Kayle pada awal di Klinik Psikoneurologi Hang Lekiu didiagnosa mengalami ADD (Attention Deficit Disorder) pada saat usia TK. Kaylee mengalami masalah dalam pengerjaan tugas di sekolah dimana lebih lama dibandingkan teman sekelasnya. Akibatnya mengalami masalah di akademisnya. Sebelum di Klinik Psikoneruologi Hang Lekiu, Kaylee telah terapi di tempat lain seperti terapi sensori integrasi tapi hasilnya kurang memuaskan menurut orangtuanya.

Setelah menjalani terapi Metakognitif di Klinik Psikoneurologi Hang Lekiu, Kaylee pencapaian akademisnya menjadi lebih baik. Hingga Kaylee mampu diterima di Sekolah Dasar. Kini kaylee telah duduk di kelas 3 SD. Saat kenaikan kelas dari kelas 2 SD, pencapaian nilainya sudah cukup memuaskan. Bahkan nilainya sudah mencapai 90 atau di atas KKM.
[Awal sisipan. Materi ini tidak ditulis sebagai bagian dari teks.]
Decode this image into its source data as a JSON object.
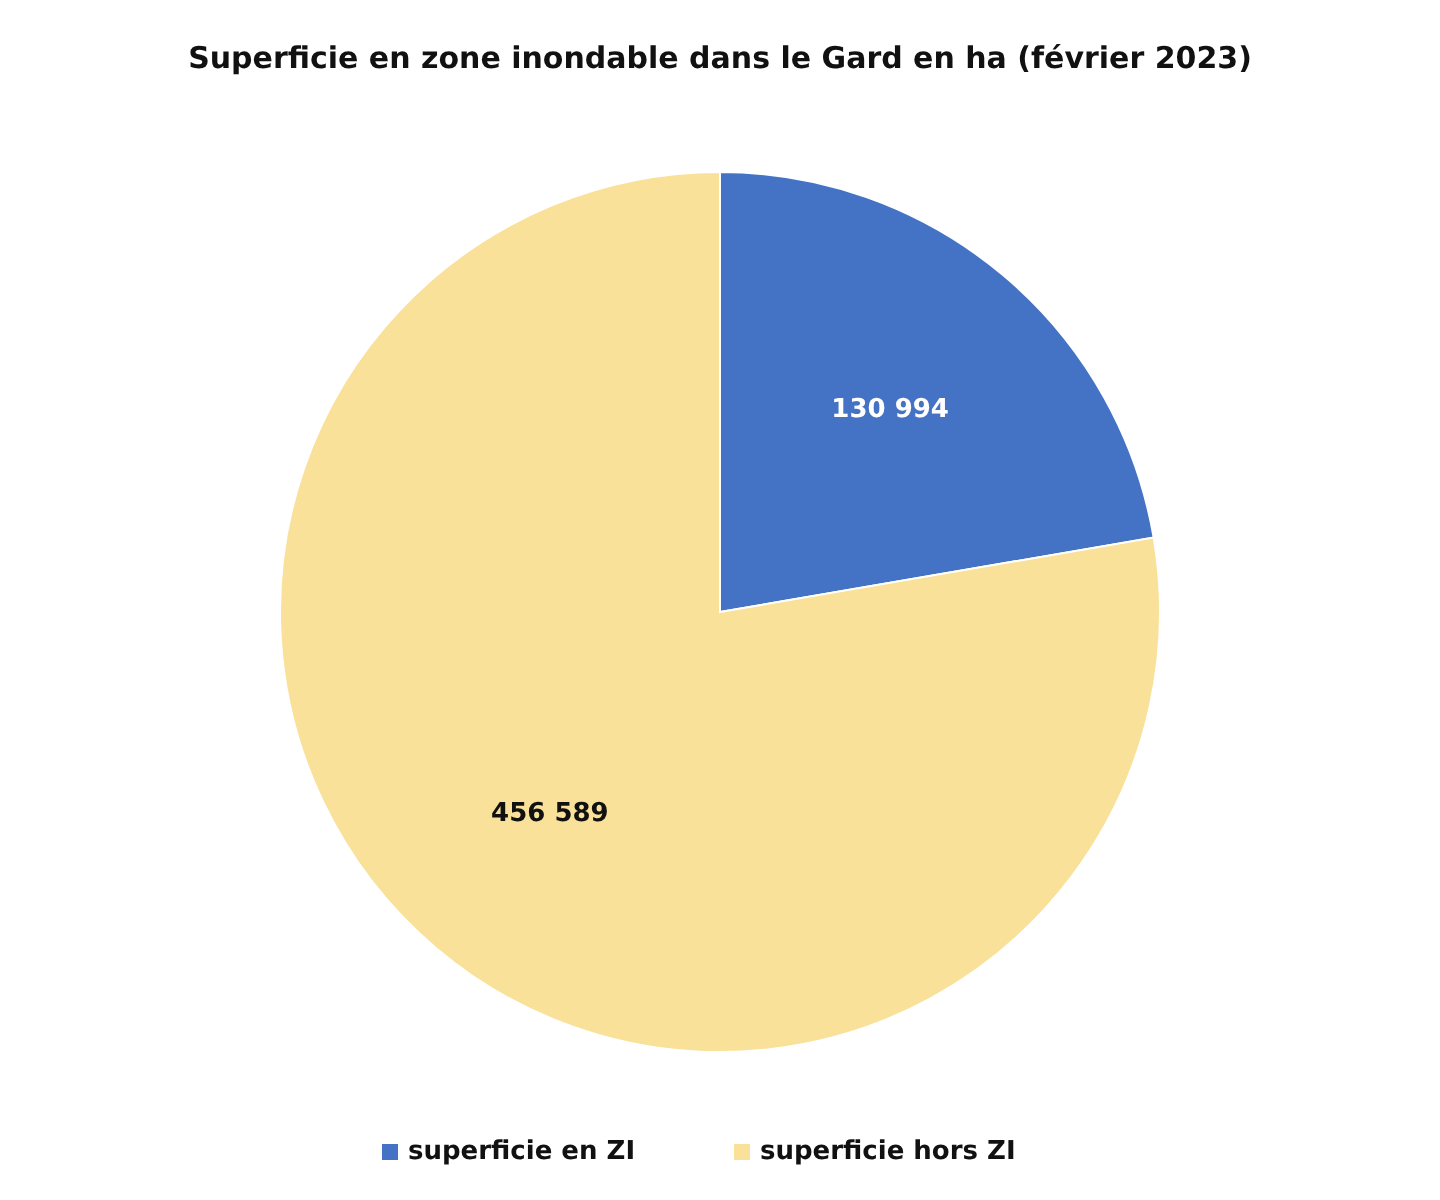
{
  "chart_data": {
    "type": "pie",
    "title": "Superficie en zone inondable dans le Gard en ha (février 2023)",
    "categories": [
      "superficie en ZI",
      "superficie hors ZI"
    ],
    "values": [
      130994,
      456589
    ],
    "colors": [
      "#4472c4",
      "#f9e199"
    ],
    "value_labels": [
      "130 994",
      "456 589"
    ],
    "legend": "bottom"
  }
}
Pada awal terapi di Klinik Psikoneurologi Hang Lekiu, frekuensi kedatangan Kaylee adalah seminggu 2x, kini setelah kelas 3 SD, frekuensi kedatangannya telah turun menjadi 1x seminggu.

 

1 Agustus 2017

Testimoni Quin,  Keberhasilan Terapi Metakognitif untuk anak slow learner.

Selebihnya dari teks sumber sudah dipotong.